Wednesday, April 23, 2014

“All you adults are fake”

“My father is a fake. My mother is a fake. You are a fake, all you adults are fake!” [Cardinal Tagle to faithful: Join politics to clean it, Avie Gochoco-Perez, Philippine Daily Inquirer, 17th Apr 2014] “I wanted to strangle her! This was annoying! But I tried my best to sincerely listen to her. I asked myself: Is she an enemy with all her irreverence? I realized she was not an enemy, she was a friend. She was looking for someone she could trust, people with integrity, parents to lead her to her true humanity.”

It reminded me of my late Jesuit friend, instead of being direct and saying fake, he would say “plastic.” But I was so dense that it took me a while to realize that indeed we adults are fake? Who could the girl Cardinal Tagle talked about trust? Or more to the point, who in PHL is with integrity or could lead young people to their true humanity? In the first place, we like to think we’re blessed – if not holier than thou – because we’re the only Catholic nation in this part of the world while closing our eyes to our culture of impunity? An Australian public servant resigned for accepting a supposedly expensive wine; and how many of our public servants ought to resign if that is the yardstick of integrity?

But can we pin it solely on them or are we complicit? It takes two to tango – and not surprisingly PHL has been unable to build the strong institutions imperative in a functioning democracy. We can wail “inclusive” (growth and development) but if we keep to our cultural bias, of a hierarchal and a cacique system and structure – as in an oligarchy – we are simply shooting ourselves in the foot! Put another way, it is not about inclusive growth but the imperative of building strong institutions that level the playing field. It is again, sadly, another illustration of missing the cause for the effect?

“[T]rue progress in the Philippines would be out of reach unless the improbable was achieved: Dismantling of oligarchies that control both politics and business.” [No real progress in PH if dynasties not dismantled, Paolo G. Montecillo, Philippine Daily Inquirer, 17th Apr 2014] Are we a fake?

“More and more, our economic and political elites seem to be solely treating this archipelago solely as a market or a fiefdom, not caring about its future as at least half of their wealth is abroad. Both elites and the middle class have lost their sense of nationalism.” [America’s colonial burden, Rigoberto Tiglao, The Manila Times, 15th Apr 2014]

“And of course, in such a culture, prominent are the luxury, gated communities, inside which the wealthy can escape the dysfunctional environment through life-support systems . . . This is a bad Latin American economy, not an Asian one . . . It’s true that the Philippines was not much affected by the global recession of 2008, but that’s only because it was never integrate into the global economy in the first place.”

“Whereas the Asian tiger economies have strong manufacturing bases, and are consequently built on export, in the Philippines exports account for only 25 percent of economic activity as opposed to the standard Asian model of 75 percent.
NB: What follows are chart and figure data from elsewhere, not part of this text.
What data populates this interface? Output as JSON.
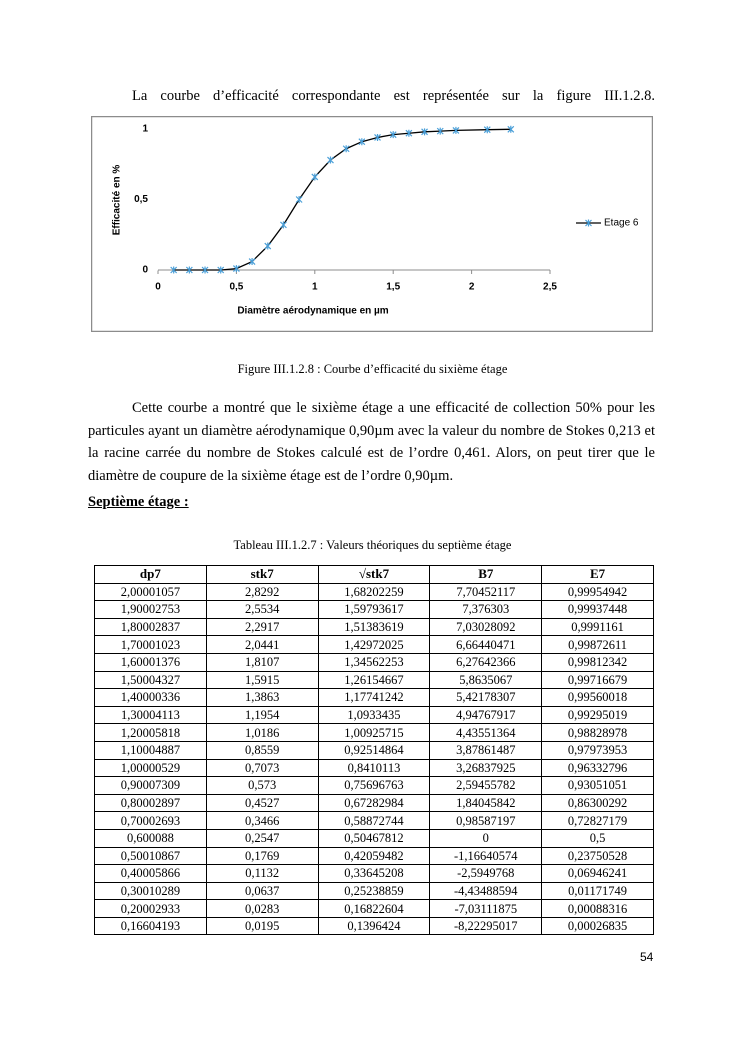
{
  "intro": "La courbe d’efficacité correspondante est représentée sur la figure III.1.2.8.",
  "chart_data": {
    "type": "line",
    "xlabel": "Diamètre aérodynamique en µm",
    "ylabel": "Efficacité en %",
    "x": [
      0.1,
      0.2,
      0.3,
      0.4,
      0.5,
      0.6,
      0.7,
      0.8,
      0.9,
      1.0,
      1.1,
      1.2,
      1.3,
      1.4,
      1.5,
      1.6,
      1.7,
      1.8,
      1.9,
      2.1,
      2.25
    ],
    "series": [
      {
        "name": "Etage 6",
        "color": "#000000",
        "marker_color": "#4a9fd8",
        "values": [
          0,
          0,
          0,
          0,
          0.01,
          0.06,
          0.17,
          0.32,
          0.5,
          0.66,
          0.78,
          0.86,
          0.91,
          0.94,
          0.96,
          0.97,
          0.98,
          0.985,
          0.99,
          0.995,
          0.998
        ]
      }
    ],
    "xlim": [
      0,
      2.5
    ],
    "ylim": [
      0,
      1
    ],
    "xticks": [
      0,
      {
        "value": 0.5,
        "label": "0,5"
      },
      1,
      {
        "value": 1.5,
        "label": "1,5"
      },
      2,
      {
        "value": 2.5,
        "label": "2,5"
      }
    ],
    "yticks": [
      0,
      {
        "value": 0.5,
        "label": "0,5"
      },
      1
    ],
    "legend": "right"
  },
  "figure_caption": "Figure III.1.2.8 : Courbe d’efficacité du sixième étage",
  "paragraph": "Cette courbe a montré que le sixième étage a une efficacité de collection 50% pour les particules ayant un diamètre aérodynamique 0,90µm avec la valeur du nombre de Stokes 0,213 et la racine carrée du nombre de Stokes calculé est de l’ordre 0,461. Alors, on peut tirer que le diamètre de coupure de la sixième étage est de l’ordre 0,90µm.",
  "heading": "Septième étage :",
  "table": {
    "caption": "Tableau III.1.2.7 : Valeurs théoriques du septième étage",
    "header": [
      "dp7",
      "stk7",
      "√stk7",
      "B7",
      "E7"
    ],
    "rows": [
      [
        "2,00001057",
        "2,8292",
        "1,68202259",
        "7,70452117",
        "0,99954942"
      ],
      [
        "1,90002753",
        "2,5534",
        "1,59793617",
        "7,376303",
        "0,99937448"
      ],
      [
        "1,80002837",
        "2,2917",
        "1,51383619",
        "7,03028092",
        "0,9991161"
      ],
      [
        "1,70001023",
        "2,0441",
        "1,42972025",
        "6,66440471",
        "0,99872611"
      ],
      [
        "1,60001376",
        "1,8107",
        "1,34562253",
        "6,27642366",
        "0,99812342"
      ],
      [
        "1,50004327",
        "1,5915",
        "1,26154667",
        "5,8635067",
        "0,99716679"
      ],
      [
        "1,40000336",
        "1,3863",
        "1,17741242",
        "5,42178307",
        "0,99560018"
      ],
      [
        "1,30004113",
        "1,1954",
        "1,0933435",
        "4,94767917",
        "0,99295019"
      ],
      [
        "1,20005818",
        "1,0186",
        "1,00925715",
        "4,43551364",
        "0,98828978"
      ],
      [
        "1,10004887",
        "0,8559",
        "0,92514864",
        "3,87861487",
        "0,97973953"
      ],
      [
        "1,00000529",
        "0,7073",
        "0,8410113",
        "3,26837925",
        "0,96332796"
      ],
      [
        "0,90007309",
        "0,573",
        "0,75696763",
        "2,59455782",
        "0,93051051"
      ],
      [
        "0,80002897",
        "0,4527",
        "0,67282984",
        "1,84045842",
        "0,86300292"
      ],
      [
        "0,70002693",
        "0,3466",
        "0,58872744",
        "0,98587197",
        "0,72827179"
      ],
      [
        "0,600088",
        "0,2547",
        "0,50467812",
        "0",
        "0,5"
      ],
      [
        "0,50010867",
        "0,1769",
        "0,42059482",
        "-1,16640574",
        "0,23750528"
      ],
      [
        "0,40005866",
        "0,1132",
        "0,33645208",
        "-2,5949768",
        "0,06946241"
      ],
      [
        "0,30010289",
        "0,0637",
        "0,25238859",
        "-4,43488594",
        "0,01171749"
      ],
      [
        "0,20002933",
        "0,0283",
        "0,16822604",
        "-7,03111875",
        "0,00088316"
      ],
      [
        "0,16604193",
        "0,0195",
        "0,1396424",
        "-8,22295017",
        "0,00026835"
      ]
    ]
  },
  "page_number": "54"
}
And that 25 percent consists of low-value electronic components, bananas, and coconuts mainly.”

“No country in Asia, with the possible exceptions of Myanmar, Cambodia, and Indonesia, has weaker, more feckless institutions . . . The Philippines has remained among the most corrupt, dysfunctional, intractable, and poverty-stricken societies in maritime Asia, with Africa-like slums and Latin American-style fatalism and class divides. Indeed, the Philippines has been described as a “gambling republic” where politicians “hold power with virtue,” dominating by means of “capital” and “crime.” Are we a fake?

Be that as it may, the resurrection of the Lord is a reminder that “the improbable” is achievable, including the rebirth of Juan de la Cruz . . . Happy Easter to all!